Kundenkaufprozess nach Anne M. Schüller

Das Touchpoint Management folgt nicht dem selbstzentrierten alten Marketing, das fragt nämlich so: „Was bieten wir dem Markt und den Kunden wann über welche Kanäle [1] an, damit wir noch erfolgreicher werden?“

Das Touchpoint Management hingegen fragt so: “Was will/braucht/begehrt der Kunde von heute und morgen, und wie können wir helfen, ihn glücklich respektive erfolgreich zu machen?” Ausgangspunkt im Touchpoint Management ist also die Perspektive des Kunden. Untersucht wird von daher, was die Kunden tatsächlich erwarten, welche Leistungen sie auf welche Weise an den für sie relevanten Touchpoints erhalten und wie ihre Meinung dazu beziehungsweise ihre Reaktion darauf ist.

Schnell wird dabei deutlich, welche Touchpoints aus Kundensicht fehlen, welche sehr relevant und welche völlig irrelevant sind. Vorhandene Touchpoints können optimiert und veraltete über Bord geworfen werden. Unnötige Touchpoints lassen sich ausschließen, ignorieren oder deaktivieren. So kann man auch kräftig Kosten sparen.

Durch eine abteilungsübergreifende Zusammenarbeit können digitale und nichtdigitale Touchpoints zudem besser kombiniert werden. Denn der vernetzte Kunde erwartet, dass ein Unternehmen ebenfalls vernetzt, synchronisiert und wie aus einem Guss agiert. Tut es das nicht, ist die Beziehung schnell aus.

Drei Beispiele aus der Praxis

Ein Unternehmen schickte den Kunden nach ihren Onlinebestellungen in den Paketen immer die gleichen Standardflyer mit.

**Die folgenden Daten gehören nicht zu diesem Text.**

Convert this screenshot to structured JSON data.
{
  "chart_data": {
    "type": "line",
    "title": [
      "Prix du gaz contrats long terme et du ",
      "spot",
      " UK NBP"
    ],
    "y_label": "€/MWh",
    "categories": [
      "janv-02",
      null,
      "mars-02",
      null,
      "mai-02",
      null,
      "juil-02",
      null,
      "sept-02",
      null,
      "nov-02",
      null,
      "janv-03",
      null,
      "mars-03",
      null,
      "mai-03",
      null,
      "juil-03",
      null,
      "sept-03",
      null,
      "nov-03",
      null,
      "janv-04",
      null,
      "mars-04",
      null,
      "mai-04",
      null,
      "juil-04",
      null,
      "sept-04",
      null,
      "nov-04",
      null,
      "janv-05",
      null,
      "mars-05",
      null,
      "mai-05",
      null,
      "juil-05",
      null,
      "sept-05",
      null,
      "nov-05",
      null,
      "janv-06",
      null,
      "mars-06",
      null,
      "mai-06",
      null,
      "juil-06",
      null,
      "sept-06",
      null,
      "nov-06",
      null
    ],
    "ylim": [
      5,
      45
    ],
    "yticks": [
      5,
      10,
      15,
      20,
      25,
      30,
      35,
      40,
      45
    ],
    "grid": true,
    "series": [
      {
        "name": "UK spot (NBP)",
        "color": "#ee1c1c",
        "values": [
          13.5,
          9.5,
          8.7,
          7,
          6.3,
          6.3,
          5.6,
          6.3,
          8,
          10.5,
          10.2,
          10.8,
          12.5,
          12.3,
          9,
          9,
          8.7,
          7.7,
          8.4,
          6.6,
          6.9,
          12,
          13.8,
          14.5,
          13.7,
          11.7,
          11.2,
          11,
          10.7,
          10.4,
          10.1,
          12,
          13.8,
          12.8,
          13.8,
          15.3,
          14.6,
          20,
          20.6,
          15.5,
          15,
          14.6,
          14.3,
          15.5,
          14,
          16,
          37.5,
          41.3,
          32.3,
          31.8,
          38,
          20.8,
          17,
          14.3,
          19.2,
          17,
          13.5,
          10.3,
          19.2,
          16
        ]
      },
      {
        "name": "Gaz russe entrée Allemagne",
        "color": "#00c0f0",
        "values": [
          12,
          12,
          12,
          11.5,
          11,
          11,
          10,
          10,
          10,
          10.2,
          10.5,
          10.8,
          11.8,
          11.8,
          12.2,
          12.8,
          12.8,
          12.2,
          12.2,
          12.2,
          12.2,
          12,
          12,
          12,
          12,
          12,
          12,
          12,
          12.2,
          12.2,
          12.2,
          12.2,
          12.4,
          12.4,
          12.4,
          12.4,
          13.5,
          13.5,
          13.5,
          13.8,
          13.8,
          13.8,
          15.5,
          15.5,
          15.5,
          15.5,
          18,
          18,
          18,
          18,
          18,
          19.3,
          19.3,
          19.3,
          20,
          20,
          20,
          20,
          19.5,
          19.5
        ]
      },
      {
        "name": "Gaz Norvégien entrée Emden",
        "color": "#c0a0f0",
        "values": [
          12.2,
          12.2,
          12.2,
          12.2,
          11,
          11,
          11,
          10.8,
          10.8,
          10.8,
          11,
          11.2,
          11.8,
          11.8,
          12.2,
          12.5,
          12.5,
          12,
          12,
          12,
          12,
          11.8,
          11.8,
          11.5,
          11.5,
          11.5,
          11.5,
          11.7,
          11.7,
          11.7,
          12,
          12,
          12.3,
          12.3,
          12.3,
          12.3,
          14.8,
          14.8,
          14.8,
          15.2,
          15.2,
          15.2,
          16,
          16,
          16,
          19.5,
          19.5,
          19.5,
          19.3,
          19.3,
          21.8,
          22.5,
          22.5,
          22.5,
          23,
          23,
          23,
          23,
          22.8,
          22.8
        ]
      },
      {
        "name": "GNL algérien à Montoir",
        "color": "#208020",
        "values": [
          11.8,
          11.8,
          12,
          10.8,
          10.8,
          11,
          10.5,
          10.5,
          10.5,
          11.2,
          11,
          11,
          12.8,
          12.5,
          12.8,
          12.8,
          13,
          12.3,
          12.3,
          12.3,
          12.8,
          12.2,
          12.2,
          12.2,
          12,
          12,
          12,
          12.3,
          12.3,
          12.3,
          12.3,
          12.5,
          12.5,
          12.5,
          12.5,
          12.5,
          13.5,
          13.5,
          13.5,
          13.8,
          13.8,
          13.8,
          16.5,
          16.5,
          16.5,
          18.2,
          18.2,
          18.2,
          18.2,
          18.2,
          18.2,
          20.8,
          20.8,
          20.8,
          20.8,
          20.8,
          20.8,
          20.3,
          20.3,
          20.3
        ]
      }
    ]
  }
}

Nun ging man dazu über, für die Kunden individuelle Flyer zu erstellen. Diese enthielten zum Beispiel Angebote, die sie sich angesehen, aber nicht gekauft hatten. Oder solche, die aufgrund der Kaufhistorie auf Interesse stoßen könnten. Diese Flyer wurden direkt an der Packstation ausgedruckt.

In einem zweiten Fall fand man heraus, dass per Telefonverkauf zwar mehr Umsatz generiert wurde als über den Shop, dafür die Zahl der Retouren jedoch höher lag. So wurde klar, dass Geschäfte von Verkäufern, die Produkte zu offensiv anbieten, weil sie dafür Prämien erhalten, eher zu einer Rückgabe führen. Die Änderung dieser Verkaufsstrategie brachte aufgrund gesunkener Retouren deutliche Einsparungen.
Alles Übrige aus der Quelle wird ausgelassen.